Plus de 50 ans après mes débuts d’enseignante, des changements notables sont apparus dans le système scolaire français. La cause première étant une forte croissance des naissances, provoquant une évolution démographique allant de pair avec une croissance économique, illustrée par les « 30 glorieuses »

La prolongation de la scolarité à 14 ans, puis à 16 ans en 1959, la loi Haby de 1975, qui a mis tous les élèves sortant du CM2 dans les sixièmes de collège (lesquels collèges ont vu leur statut changer de cours complémentaires en cours d’enseignement général) a conduit au changement de niveau d’études des enseignants, au départ niveau licence, puis… (voir le premier billet)

Les enseignants sont toujours en nombre insuffisant, dans les années 70, l’État faisait appel alors à des instituteurs-remplaçants, nantis du baccalauréat, après une formation fantôme, sous-payés, au bout de cinq ans, munis d’un CAP, ils devenaient enfin titulaires, souvent considérés comme des sous enseignants n’étant pas passés par l’école normale.

 Aujourd’hui, pour pallier le manque, l’État a recours à une liste complémentaire… les recrutés travaillent en binôme par cycle de trois semaines en stage pratique, ou recrute des enseignants contractuels par concours spéciaux ! Ils sont « une variable d’ajustement », lancés sur le terrain sans formation !!!

Cette formation professionnelle jugée insuffisante en école normale, une fois confiée aux universités, fait 63 % de mécontents, car trop théorique, côté pratique assuré par des « professeurs hors-sol » ! 3 % des formés démissionnent !

La création de la carte scolaire a aussi changé le profil des classes, son rôle étant de créer une mixité sociale, au grand dam de certaines familles déplorant cette même mixité, qui les conduit parfois à choisir l’enseignement privé.

La petite guerre anticléricale des années 70, où l’enseignement privé était un enseignement de défense d’une idéologie particulière, entretenue par la loi Barangé, donnant une allocation à tout élève, quelle que soit l’école fréquentée, s’est éteinte avec la loi Debré de 1959, permettant aux écoles privées d’être contractuelles avec l’État.

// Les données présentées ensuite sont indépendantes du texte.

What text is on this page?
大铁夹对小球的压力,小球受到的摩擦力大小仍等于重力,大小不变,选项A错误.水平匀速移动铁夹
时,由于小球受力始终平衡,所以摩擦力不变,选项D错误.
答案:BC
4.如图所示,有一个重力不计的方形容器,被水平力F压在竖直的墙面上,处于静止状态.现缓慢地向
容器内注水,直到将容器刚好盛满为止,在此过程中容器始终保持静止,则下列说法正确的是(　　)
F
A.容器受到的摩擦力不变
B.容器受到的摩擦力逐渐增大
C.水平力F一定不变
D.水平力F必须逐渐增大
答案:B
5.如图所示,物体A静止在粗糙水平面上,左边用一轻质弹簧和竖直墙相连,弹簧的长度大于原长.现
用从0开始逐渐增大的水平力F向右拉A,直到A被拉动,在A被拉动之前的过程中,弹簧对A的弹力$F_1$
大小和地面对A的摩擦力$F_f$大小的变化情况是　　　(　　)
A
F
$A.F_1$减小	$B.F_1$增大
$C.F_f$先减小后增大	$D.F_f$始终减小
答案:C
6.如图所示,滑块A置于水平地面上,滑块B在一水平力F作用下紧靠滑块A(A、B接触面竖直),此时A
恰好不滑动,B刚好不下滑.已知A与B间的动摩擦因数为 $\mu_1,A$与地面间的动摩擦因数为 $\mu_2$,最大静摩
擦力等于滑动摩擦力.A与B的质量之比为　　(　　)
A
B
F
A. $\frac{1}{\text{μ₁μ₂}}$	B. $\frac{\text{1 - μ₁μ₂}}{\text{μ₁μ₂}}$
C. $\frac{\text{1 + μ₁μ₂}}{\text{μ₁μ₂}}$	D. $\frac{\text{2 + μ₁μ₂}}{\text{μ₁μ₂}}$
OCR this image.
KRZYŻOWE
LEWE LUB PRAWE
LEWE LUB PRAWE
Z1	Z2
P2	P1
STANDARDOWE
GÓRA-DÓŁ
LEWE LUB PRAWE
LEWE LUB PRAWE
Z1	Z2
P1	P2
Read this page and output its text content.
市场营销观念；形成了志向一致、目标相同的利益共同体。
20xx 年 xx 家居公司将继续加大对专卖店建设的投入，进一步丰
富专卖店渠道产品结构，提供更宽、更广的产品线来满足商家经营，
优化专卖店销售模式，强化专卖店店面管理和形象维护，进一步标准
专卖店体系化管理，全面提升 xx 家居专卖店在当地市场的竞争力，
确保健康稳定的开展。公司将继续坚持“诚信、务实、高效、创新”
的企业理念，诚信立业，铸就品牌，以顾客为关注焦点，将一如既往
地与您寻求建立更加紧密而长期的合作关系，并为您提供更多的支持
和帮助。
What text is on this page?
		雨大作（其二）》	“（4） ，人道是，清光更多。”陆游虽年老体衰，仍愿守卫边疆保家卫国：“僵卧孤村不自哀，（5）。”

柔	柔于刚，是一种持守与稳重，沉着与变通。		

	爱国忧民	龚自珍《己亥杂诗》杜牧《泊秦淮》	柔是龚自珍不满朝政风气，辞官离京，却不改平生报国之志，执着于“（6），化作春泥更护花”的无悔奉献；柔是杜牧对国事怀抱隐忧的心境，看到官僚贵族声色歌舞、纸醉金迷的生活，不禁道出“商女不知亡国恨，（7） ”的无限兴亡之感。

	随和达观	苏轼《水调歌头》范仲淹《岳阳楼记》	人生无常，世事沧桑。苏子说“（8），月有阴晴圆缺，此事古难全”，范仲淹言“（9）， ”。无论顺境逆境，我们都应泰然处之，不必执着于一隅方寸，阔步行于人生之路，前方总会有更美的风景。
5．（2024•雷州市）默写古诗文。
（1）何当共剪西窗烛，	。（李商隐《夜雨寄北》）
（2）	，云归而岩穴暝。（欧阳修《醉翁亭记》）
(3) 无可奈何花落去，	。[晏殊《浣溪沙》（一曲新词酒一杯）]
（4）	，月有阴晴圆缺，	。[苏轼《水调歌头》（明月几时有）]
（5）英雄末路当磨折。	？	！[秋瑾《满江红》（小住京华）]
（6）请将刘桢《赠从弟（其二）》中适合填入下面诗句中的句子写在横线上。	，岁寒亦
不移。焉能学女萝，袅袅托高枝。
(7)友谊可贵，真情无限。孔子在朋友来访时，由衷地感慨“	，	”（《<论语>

C’est devenu une guerre commerciale, l’enseignement privé devenant un enseignement complémentaire de l’enseignement public, un peu déloyal car ne respectant pas la carte scolaire ! Les chiffres parlent, 17 % de la totalité des effectifs scolaires se retrouvent dans les 8 000 établissements privés catholiques, ou les 300 établissements juifs ou les 20 % d’établissements musulmans. Ce pourcentage monte à 21 % pour les collèges.

Un coup d’œil rapide vers l’enseignement secondaire, où le nombre de bacheliers est passé de 20 % à 79 % d’une classe d’âge, et vers l’enseignement supérieur où l’on est passé de 600 000 à 7 millions d’étudiants…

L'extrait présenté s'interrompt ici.